Let’s take a trip down NASCAR memory lane, shall we? In the 1960s, manufacturers began catching onto the fact that aerodynamics played an important role in how fast their cars went. Desperate to beat each other, automakers were going to great lengths to ensure they would “win on Sunday, sell on Monday” as the old adage goes, sparking what are now known as the ‘Aero Wars.’
The Aero Wars quickly became an affair solely between Ford and Chrysler. Due to NASCAR’s homologation rules, automakers were forced to build at least 500 examples of whichever car they raced, resulting in some truly whacky-looking road cars such as the Plymouth Superbird and Ford Torino Talladega, for example.

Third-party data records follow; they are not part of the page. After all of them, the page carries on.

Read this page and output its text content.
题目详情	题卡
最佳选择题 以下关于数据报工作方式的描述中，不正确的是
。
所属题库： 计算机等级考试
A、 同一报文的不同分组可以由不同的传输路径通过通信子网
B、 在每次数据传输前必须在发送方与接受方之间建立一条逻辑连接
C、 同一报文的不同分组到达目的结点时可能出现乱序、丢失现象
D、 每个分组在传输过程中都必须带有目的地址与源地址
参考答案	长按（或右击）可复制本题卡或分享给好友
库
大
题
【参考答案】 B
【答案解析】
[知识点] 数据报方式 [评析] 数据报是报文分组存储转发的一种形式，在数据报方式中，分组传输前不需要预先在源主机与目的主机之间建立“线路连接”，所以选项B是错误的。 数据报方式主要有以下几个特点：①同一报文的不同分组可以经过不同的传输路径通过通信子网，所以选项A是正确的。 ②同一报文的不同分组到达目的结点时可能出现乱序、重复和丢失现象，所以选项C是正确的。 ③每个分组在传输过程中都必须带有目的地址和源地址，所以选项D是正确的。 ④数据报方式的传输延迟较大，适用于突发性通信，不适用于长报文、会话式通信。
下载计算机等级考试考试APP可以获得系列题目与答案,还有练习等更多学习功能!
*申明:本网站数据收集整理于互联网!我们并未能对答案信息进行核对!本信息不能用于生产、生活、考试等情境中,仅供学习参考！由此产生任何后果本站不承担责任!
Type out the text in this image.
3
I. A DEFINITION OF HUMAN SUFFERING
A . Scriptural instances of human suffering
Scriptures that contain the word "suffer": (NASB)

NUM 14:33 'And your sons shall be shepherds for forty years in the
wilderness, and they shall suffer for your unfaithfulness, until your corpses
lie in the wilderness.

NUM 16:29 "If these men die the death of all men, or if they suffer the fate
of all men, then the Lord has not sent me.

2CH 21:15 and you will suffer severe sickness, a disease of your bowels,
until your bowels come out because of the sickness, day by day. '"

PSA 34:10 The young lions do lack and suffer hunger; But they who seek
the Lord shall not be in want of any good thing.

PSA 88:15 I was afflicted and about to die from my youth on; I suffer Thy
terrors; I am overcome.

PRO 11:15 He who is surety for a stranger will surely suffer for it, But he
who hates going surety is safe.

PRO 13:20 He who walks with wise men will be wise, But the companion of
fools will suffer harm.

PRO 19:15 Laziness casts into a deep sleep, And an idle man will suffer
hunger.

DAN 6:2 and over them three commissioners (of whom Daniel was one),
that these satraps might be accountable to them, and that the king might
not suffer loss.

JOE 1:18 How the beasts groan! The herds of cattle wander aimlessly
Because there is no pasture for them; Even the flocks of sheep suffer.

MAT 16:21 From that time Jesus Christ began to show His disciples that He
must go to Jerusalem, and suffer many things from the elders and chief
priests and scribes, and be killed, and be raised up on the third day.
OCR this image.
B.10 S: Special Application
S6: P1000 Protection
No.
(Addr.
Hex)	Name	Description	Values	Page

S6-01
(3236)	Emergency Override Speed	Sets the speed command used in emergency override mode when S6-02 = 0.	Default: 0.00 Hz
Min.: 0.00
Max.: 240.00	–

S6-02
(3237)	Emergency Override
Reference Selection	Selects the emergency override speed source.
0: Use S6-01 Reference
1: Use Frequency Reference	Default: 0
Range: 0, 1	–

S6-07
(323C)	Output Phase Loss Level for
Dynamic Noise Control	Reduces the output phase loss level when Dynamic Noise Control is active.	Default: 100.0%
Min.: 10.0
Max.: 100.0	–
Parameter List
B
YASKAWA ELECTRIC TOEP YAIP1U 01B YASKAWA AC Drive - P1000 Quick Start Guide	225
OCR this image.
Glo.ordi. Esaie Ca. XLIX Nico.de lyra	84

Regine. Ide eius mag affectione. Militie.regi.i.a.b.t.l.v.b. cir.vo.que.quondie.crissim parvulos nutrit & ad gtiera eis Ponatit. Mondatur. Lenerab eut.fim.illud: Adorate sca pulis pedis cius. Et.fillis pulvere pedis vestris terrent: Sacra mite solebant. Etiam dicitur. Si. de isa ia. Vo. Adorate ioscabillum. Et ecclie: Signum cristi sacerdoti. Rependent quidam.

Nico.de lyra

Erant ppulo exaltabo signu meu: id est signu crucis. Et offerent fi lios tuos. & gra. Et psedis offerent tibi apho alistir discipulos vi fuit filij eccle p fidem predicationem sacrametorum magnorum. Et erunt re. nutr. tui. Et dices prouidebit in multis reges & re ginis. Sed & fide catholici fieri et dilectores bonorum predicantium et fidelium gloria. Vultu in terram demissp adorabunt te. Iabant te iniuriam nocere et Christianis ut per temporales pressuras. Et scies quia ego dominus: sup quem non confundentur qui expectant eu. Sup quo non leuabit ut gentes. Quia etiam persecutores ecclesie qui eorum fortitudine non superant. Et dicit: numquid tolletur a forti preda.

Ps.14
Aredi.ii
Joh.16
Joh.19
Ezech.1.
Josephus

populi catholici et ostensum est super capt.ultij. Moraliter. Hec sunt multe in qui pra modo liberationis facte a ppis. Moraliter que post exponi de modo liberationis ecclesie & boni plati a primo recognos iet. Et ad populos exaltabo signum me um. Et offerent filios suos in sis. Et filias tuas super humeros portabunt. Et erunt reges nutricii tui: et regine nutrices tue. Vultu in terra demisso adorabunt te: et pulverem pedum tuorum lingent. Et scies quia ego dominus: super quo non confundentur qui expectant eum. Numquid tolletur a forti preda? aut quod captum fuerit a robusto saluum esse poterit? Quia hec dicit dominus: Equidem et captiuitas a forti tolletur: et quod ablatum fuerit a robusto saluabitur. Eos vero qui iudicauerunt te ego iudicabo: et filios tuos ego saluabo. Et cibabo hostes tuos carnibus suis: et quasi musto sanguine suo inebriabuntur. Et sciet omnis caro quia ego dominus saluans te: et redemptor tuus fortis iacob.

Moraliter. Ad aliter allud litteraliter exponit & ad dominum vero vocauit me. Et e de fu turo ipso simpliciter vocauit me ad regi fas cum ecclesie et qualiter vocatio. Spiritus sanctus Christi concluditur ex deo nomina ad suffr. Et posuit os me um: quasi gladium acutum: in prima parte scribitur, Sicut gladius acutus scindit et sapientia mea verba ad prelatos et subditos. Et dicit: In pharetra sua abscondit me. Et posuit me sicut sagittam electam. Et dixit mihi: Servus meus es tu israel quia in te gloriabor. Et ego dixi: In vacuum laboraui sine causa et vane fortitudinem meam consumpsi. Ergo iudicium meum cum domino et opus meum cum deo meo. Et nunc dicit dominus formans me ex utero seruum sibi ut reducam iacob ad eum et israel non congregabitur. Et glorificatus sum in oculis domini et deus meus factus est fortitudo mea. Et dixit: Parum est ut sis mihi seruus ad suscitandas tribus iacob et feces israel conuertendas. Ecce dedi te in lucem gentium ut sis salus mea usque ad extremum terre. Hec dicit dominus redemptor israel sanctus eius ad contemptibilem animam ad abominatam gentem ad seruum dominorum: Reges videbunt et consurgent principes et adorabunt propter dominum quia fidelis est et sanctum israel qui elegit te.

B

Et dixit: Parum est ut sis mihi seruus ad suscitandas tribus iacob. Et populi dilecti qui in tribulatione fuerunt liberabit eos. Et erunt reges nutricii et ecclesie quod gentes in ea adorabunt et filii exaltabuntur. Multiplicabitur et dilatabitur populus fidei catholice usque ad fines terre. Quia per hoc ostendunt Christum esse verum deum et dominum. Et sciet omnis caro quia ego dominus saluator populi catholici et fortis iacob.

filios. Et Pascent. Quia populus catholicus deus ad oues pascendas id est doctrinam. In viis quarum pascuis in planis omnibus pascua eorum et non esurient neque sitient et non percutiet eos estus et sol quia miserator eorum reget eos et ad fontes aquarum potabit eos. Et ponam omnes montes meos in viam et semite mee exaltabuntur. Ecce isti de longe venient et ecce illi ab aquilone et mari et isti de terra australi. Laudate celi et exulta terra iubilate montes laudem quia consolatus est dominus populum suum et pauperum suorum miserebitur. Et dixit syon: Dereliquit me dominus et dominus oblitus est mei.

Ford was in the midst of bringing another one of its ‘Aero Cars’ to market, the 1970 Ford Torino King Cobra, when NASCAR head honcho Bill France put an end to the Aero Wars. Concerned about driver safety due to the increasingly high speeds being reached and tired of seeing the same two manufacturers win, NASCAR implemented rules which said all Aero Cars would have engines under 5.0-liters and 3,000 production examples would have to be built instead of 500.
Shortly thereafter Ford pulled out of all forms of racing, presumably with a sour taste in its mouth about how the whole Aero Wars thing played out, killing development of the Torino King Cobra. Just 3 prototype versions of the long-nose aero-intensive muscle car were built, and one is currently up for sale on eBay by RK Motors Charlotte.
According to a Hot Rod Magazine article on the Torino King Cobra, all three prototypes were equipped with a different engine. RK Motors says this car started out life with a 460 V8 under its hood, however the current owners found it with no engine and dropped a 429 Shotgun V8 in it. The motor is linked up to a 4-speed manual transmission, which sends power to the rear wheels through a Ford 9-inch rear end with 3.50 gears.
Being only 1 of 3 cars ever built the Torino King Cobra isn’t cheap. RK Motors wants a frankly shocking $459,900 for it, but considering some of the classic car values we’ve seen around as of late, we wouldn’t be the least bit surprised if a collector takes the bait.